Ha avuto i suoi problemi ma li ha fatti rientrare in quella dimensione
quotidiana che per lei è la più importante. Non ha nutrito grosse
aspirazioni, non ha pensato di avere qualità eccezionali, dice sempre
che scrittrice è diventata su richiesta poiché non possiede “l’energia
immaginativa” degli scrittori veri, quella che nasce insieme a loro.
Soprattutto una donna è stata Diana Athill, una donna che tra poco, se
ancora sarà in vita, avrà percorso un secolo durante il quale tanto è
avvenuto nella vita, nel costume, nella letteratura, nell’arte, nella
scienza, nella società, nella storia. Tra tutto questo lei è passata ma
nel libro lo fa soltanto trasparire poiché di sé, della sua vita ha
intenzione di dire. E ne emerge il ritratto di una donna che, una volta
liberatasi dalla famiglia d’origine, una volta pervenuta ad una certa
autonomia, è vissuta secondo le sue volontà, le sue scelte.

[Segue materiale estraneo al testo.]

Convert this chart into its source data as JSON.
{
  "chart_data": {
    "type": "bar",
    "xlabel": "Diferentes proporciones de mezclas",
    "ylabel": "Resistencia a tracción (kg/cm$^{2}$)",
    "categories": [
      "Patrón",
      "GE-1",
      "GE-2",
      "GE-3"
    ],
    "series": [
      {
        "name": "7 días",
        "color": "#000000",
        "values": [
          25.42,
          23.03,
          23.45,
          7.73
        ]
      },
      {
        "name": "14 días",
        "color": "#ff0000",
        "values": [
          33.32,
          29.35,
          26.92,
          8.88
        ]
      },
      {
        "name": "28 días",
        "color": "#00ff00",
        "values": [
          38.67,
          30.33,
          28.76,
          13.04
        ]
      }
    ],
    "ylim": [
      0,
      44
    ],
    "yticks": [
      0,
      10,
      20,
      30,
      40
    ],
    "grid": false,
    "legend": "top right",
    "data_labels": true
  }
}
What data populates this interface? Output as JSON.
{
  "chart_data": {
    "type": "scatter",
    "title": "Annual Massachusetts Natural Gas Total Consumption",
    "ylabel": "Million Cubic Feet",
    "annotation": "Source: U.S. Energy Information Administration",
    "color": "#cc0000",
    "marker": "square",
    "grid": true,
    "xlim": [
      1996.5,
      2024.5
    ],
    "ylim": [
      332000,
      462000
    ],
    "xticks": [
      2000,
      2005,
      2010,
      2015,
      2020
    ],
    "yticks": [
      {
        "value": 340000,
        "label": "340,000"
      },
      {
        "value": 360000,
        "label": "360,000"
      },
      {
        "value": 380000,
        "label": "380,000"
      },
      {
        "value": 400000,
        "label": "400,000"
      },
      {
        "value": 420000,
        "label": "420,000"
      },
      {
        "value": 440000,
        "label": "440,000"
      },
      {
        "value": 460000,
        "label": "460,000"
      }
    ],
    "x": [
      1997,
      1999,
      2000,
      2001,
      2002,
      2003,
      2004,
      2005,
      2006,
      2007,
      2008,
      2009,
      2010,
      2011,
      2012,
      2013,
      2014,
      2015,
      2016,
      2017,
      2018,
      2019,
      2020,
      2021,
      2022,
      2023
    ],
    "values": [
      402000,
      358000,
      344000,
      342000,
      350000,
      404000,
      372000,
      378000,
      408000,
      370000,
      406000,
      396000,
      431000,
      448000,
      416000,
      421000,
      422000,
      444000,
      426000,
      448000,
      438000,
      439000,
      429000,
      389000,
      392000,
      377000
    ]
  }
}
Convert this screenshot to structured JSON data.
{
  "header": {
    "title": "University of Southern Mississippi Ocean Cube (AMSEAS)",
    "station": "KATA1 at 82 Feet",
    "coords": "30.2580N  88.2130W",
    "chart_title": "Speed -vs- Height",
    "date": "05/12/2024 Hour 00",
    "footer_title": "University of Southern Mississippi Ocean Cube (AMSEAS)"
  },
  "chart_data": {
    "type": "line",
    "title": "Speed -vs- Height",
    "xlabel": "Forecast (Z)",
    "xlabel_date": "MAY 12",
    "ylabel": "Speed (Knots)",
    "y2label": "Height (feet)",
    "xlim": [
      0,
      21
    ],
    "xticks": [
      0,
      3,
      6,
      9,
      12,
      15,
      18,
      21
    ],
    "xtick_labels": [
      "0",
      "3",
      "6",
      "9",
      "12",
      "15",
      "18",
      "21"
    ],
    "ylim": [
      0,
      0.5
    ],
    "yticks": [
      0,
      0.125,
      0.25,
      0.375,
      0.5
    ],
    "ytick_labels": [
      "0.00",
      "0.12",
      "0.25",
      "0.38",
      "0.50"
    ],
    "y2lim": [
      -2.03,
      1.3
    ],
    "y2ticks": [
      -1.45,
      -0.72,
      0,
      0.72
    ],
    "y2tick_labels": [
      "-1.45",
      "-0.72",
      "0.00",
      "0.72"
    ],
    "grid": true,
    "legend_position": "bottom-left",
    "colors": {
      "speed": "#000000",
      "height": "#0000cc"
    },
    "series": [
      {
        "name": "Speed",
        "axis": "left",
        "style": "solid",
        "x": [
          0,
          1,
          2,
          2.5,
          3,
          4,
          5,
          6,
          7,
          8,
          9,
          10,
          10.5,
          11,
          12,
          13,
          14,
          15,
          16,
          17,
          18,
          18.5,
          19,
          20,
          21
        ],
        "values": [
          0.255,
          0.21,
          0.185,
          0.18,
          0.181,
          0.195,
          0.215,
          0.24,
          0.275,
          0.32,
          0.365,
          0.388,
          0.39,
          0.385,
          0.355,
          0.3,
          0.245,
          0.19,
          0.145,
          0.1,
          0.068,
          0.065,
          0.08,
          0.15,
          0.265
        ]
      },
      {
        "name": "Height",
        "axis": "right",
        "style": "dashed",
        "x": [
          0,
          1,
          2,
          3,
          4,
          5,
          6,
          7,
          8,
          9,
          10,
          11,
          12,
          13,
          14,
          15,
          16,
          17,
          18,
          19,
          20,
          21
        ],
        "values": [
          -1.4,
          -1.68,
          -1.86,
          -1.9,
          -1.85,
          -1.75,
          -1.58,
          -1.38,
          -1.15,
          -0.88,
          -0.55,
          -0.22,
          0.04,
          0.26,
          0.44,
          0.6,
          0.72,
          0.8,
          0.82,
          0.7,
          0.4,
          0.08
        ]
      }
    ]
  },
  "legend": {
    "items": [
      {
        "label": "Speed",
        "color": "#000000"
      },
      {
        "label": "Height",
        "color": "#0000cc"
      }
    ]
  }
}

Particolare
è stato il rapporto con il sesso, non mariti, non figli ma molti uomini
ha avuto, e così con la religione, nessun impegno, nessuna fede. Anche
il tempo libero ha impiegato nelle attività che più le piacevano o le
riuscivano utili, anche la scrittura, i brevi romanzi e i racconti
venuti prima di questo libro di ricordi, è stata vissuta non come una
disciplina ma come un diversivo, una scoperta casuale da attribuire agli
altri più che a se stessa. Senza vincoli, senza regole ha proceduto l’Athill
tranne quelle richieste dal suo lavoro in editoria ed ora, più che
novantenne e con qualche acciacco, ha ceduto all’invito di narrare la
sua vita. Lo ha fatto mostrandosi felice, contenta di dire quel che è
avvenuto e poco rattristata per quel che non c’è stato. Più importante
di tutto è per lei quanto è successo, il suo lavoro, le sue amicizie, i
suoi amori, i piaceri del suo spirito e del suo corpo. Sono state queste
esperienze a renderla una vecchia serena, tranquilla, a volte ironica,
non tormentata dal pensiero della morte ma in attesa di essa come della
conclusione naturale di un movimento che è durato tanto e tanto ha
compreso. Ha visto, ha sentito, ha conosciuto, ha detto, ha fatto molto
l’Athill, molta passione vi ha messo e questa l’ha spinta a scrivere un
libro dal quale risaltano la forza, il coraggio che l’hanno sempre
animata. Scrivere di ricordi, ricordare ha significato per lei
continuare quella vita, non avere niente da rimproverarsi, non temere la
morte poiché giungere deve dopo una “vita immensa”.